I feel like I got semi-lucky with my fish as even though it was extremely mean, hard pulling and wanted to fight me up and down, I only had to move from the front to the back of the boat once. I basically was able to keep the fight up in the bow and on the rail. Back to my fitness, or lack thereof, this fish kicked my ass for over an hour. I relied heavily on using the rail to keep pressure and slowly take line as it would give me. The few times I stood up and tried things like short pumping only made it more pissed. But finally, with some good coaching from Jarred and Nathan, we had the fish circling in gaff range. I was on the board!

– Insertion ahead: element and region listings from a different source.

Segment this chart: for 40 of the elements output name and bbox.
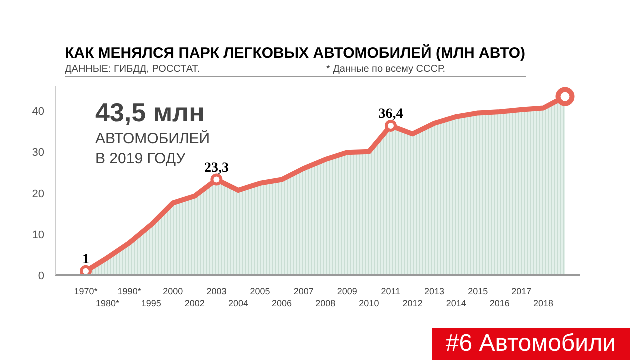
text: #6 Автомобили	[432, 328, 630, 360]
x-tick-label: 2000	[163, 286, 184, 296]
y-tick-label: 20	[32, 188, 45, 200]
x-tick-label: 2009	[337, 286, 358, 296]
x-tick-label: 2007	[294, 286, 314, 296]
chart-title: КАК МЕНЯЛСЯ ПАРК ЛЕГКОВЫХ АВТОМОБИЛЕЙ (МЛН АВТО)	[65, 45, 526, 63]
point	[210, 174, 223, 186]
x-tick-label: 2015	[468, 286, 488, 296]
x-tick-label: 2005	[250, 286, 270, 296]
data-label: 1	[82, 252, 90, 268]
x-tick-label: 2008	[316, 298, 336, 308]
y-tick-label: 10	[32, 229, 45, 242]
x-tick-label: 2003	[206, 286, 227, 296]
x-tick-label: 2006	[272, 298, 292, 308]
x-tick-label: 2012	[402, 298, 423, 308]
x-tick-label: 2004	[228, 298, 249, 308]
point	[384, 120, 397, 132]
text: ДАННЫЕ: ГИБДД, РОССТАТ.	[65, 63, 200, 76]
y-tick-label: 30	[32, 147, 45, 160]
x-tick-label: 2017	[512, 286, 532, 296]
point	[80, 265, 92, 276]
data-label: 23,3	[204, 160, 229, 176]
annotation: 43,5 млн	[96, 98, 205, 128]
x-tick-label: 1995	[141, 298, 162, 308]
data-label: 36,4	[378, 106, 404, 122]
x-tick-label: 1980*	[96, 298, 120, 308]
x-tick-label: 2014	[446, 298, 466, 308]
x-tick-label: 1990*	[118, 286, 142, 296]
annotation: АВТОМОБИЛЕЙ	[96, 130, 210, 148]
y-tick-label: 40	[32, 106, 45, 118]
x-tick-label: 2018	[533, 298, 554, 308]
x-tick-label: 2010	[359, 298, 380, 308]
annotation: В 2019 ГОДУ	[96, 150, 186, 168]
x-tick-label: 2002	[184, 298, 205, 308]
y-tick-label: 0	[38, 270, 45, 282]
x-tick-label: 2013	[424, 286, 445, 296]
x-tick-label: 2011	[381, 286, 401, 296]
text: * Данные по всему СССР.	[326, 63, 446, 76]
x-tick-label: 1970*	[74, 286, 98, 296]
x-tick-label: 2016	[490, 298, 510, 308]
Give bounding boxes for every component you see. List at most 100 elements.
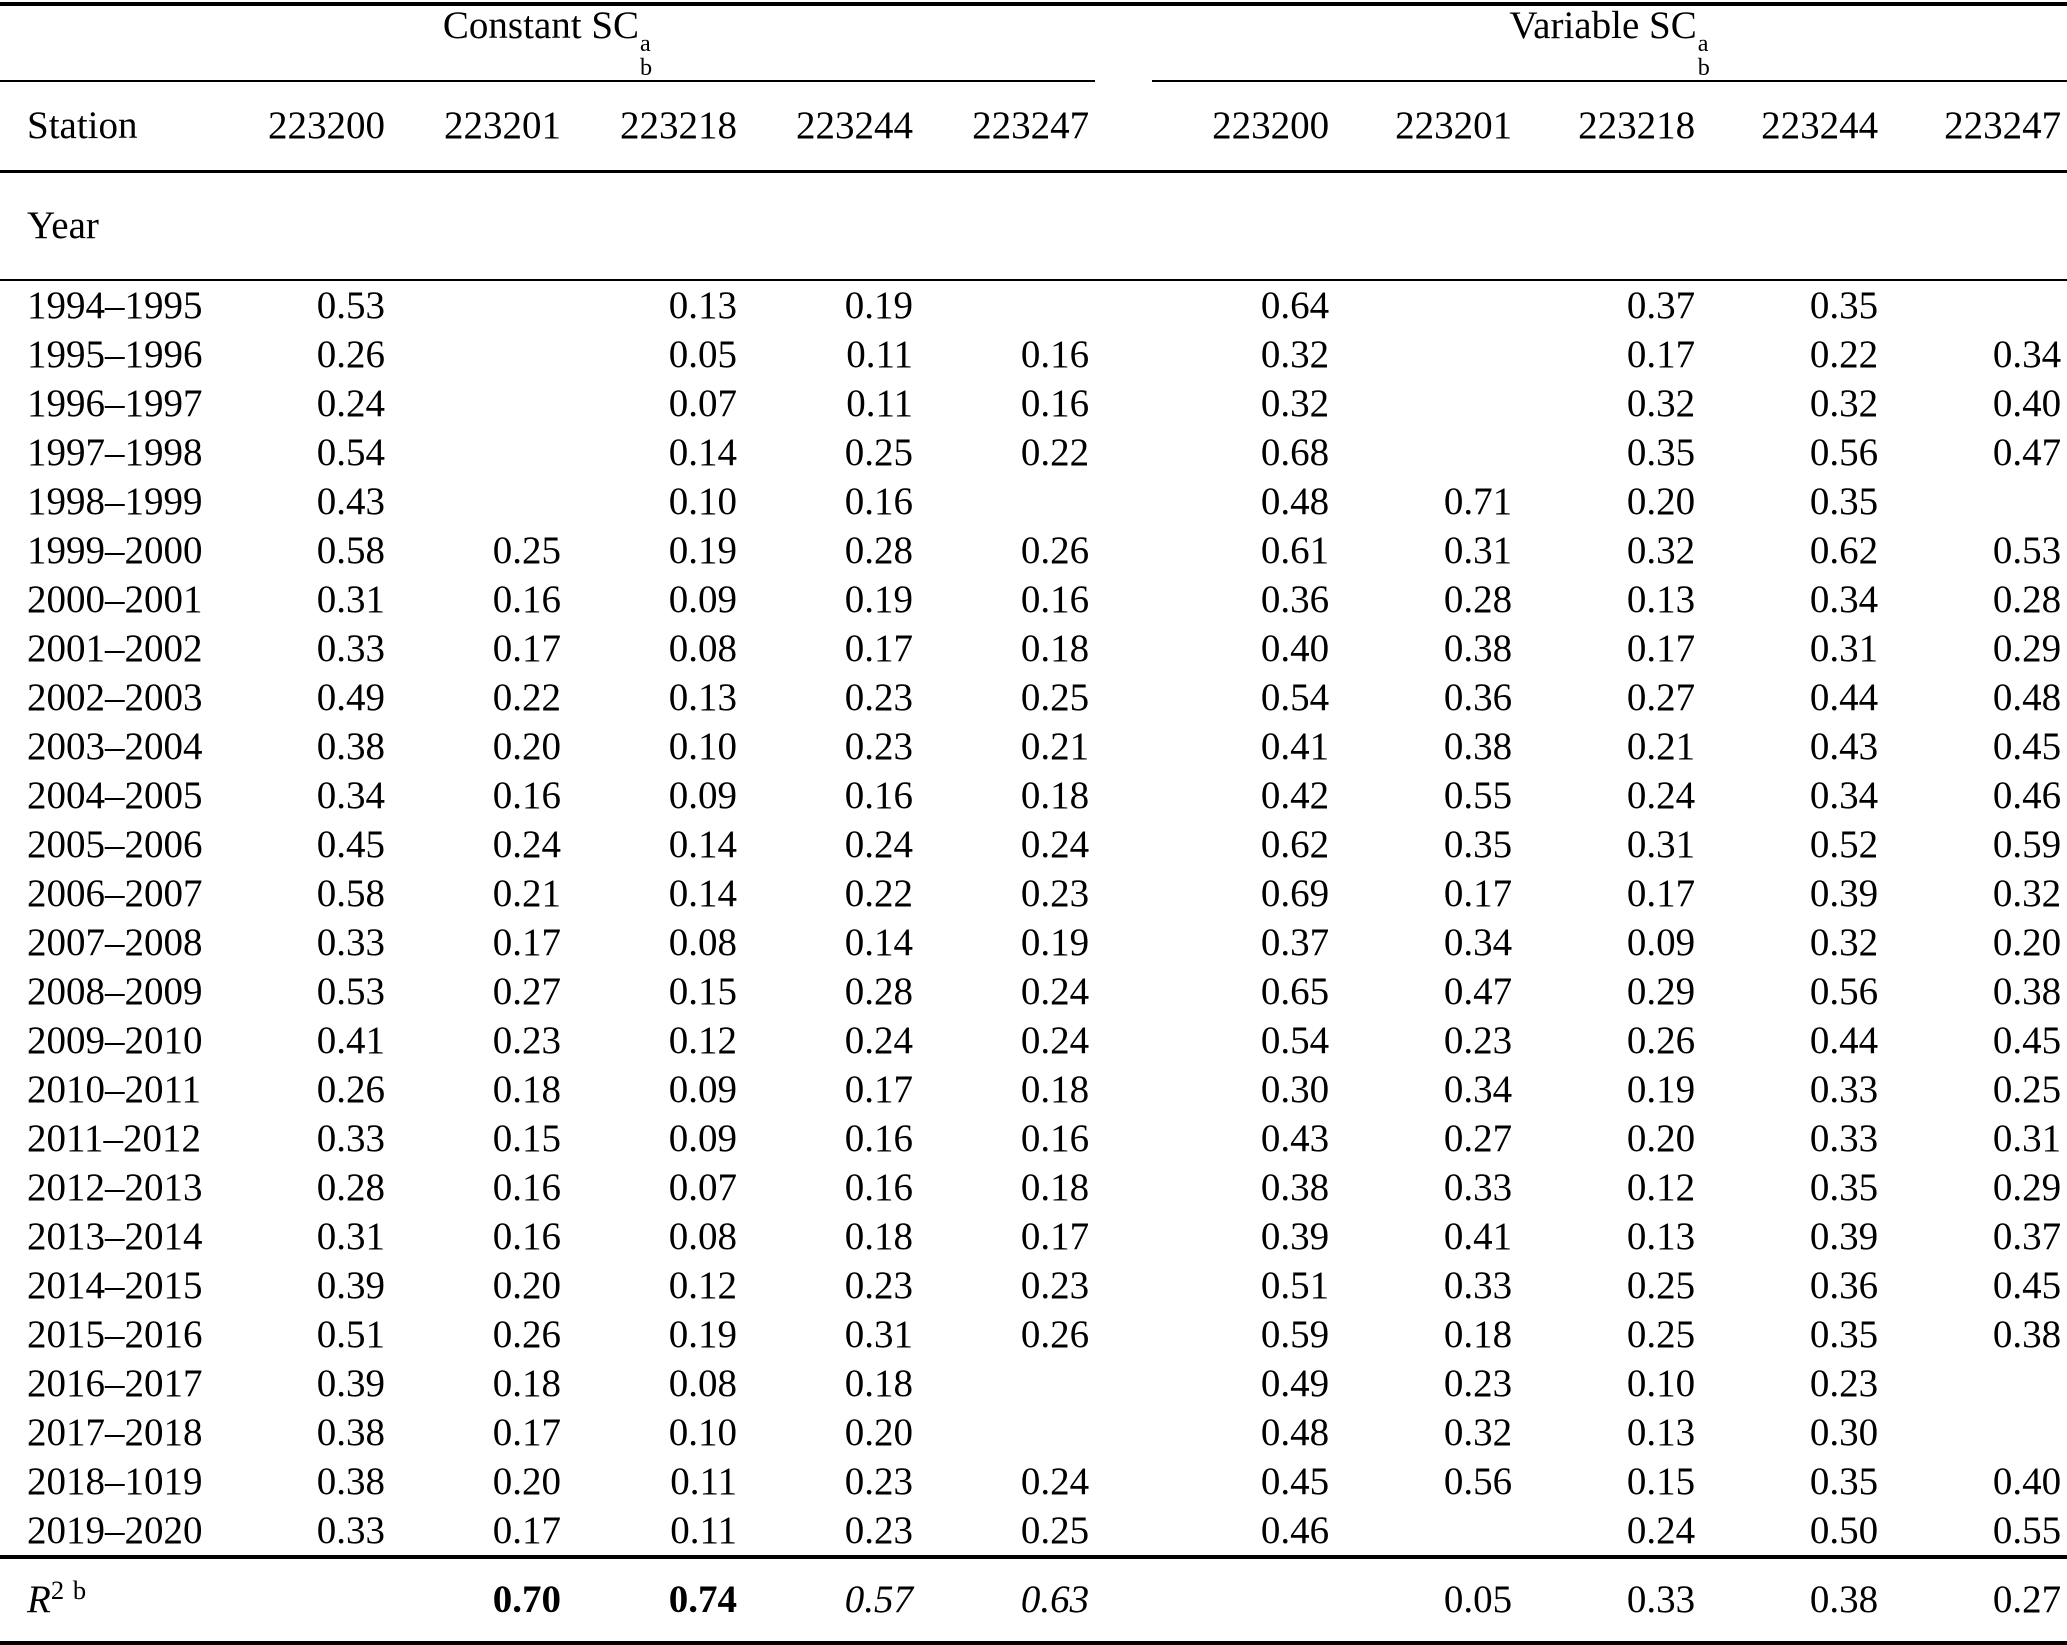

The bite continued and more 60-80 pound bluefin came over the rail as the light faded into our final night. While enjoying a few celebratory beers, a group of us gathered on the bow to cheer on fellow angler David Wilder. Who was well into an hour and a half plus fight with his 2nd bluefin of the trip. The crew pulled David’s well-earned fish onto the deck and it felt like the perfect way to wrap up our trip of limits style fishing on a trophy species. The Pacific Queen managed to put 44 Bluefin on boat! 

Many caught their first or personal best on this trip. A few others suffered some heartbreaks after endless persistence at the rail or hard-fought battles. But no matter, everyone was smiling. There was a palatable feeling of gratefulness and excitement amongst us all. I think we all knew that we had just experienced a special trip and for me personally, it was a really reenergizing change of pace.

Beyond just the overall change in the environment and fishing experience of the trip, the timing of the lessons learned from this one couldn’t have been better. As these bluefins slide further up the line into easy striking distance for a small boat fisherman, I feel more prepared to have success on my own thanks to this trip on the Pacific Queen. They reminded me to:

• Never underestimate or forget the basics – especially as it applies to live bait fishing. Taking the extra time at the bait tank and selecting the right one will pay dividends to your success.
• Persistence – “Never give up.” “Don’t get skunked.” Truly says it all and is now burned into my mind.
• Importance of gear selection and pre-trip preparation. Although always important, this trip hunting trophy fish where you may only get 1-2 shots reinforces how truly important gear can be.

A special thanks to the entire team on the Pacific Queen! The hospitality, professionalism, and culture of fishiness they have created on that boat is world class. No matter your experience level, I think every angler should fish on one of San Diego’s sportfishing boats at least once and there may be none better to jump on than the Pac Queen. I’ll certainly be a repeat customer and extremely grateful for how this trip turned out.

One comment on “Student of Slay: “Never Give Up.” “Don’t Get Skunked.”

  1. Grace Wilder says:

    Awesome story on a great fishing boat with wonderful crew! That’s what I’m talking about by enjoying the journey by focusing in the present. Shout out to Jon and Dave…you guys rock!!!!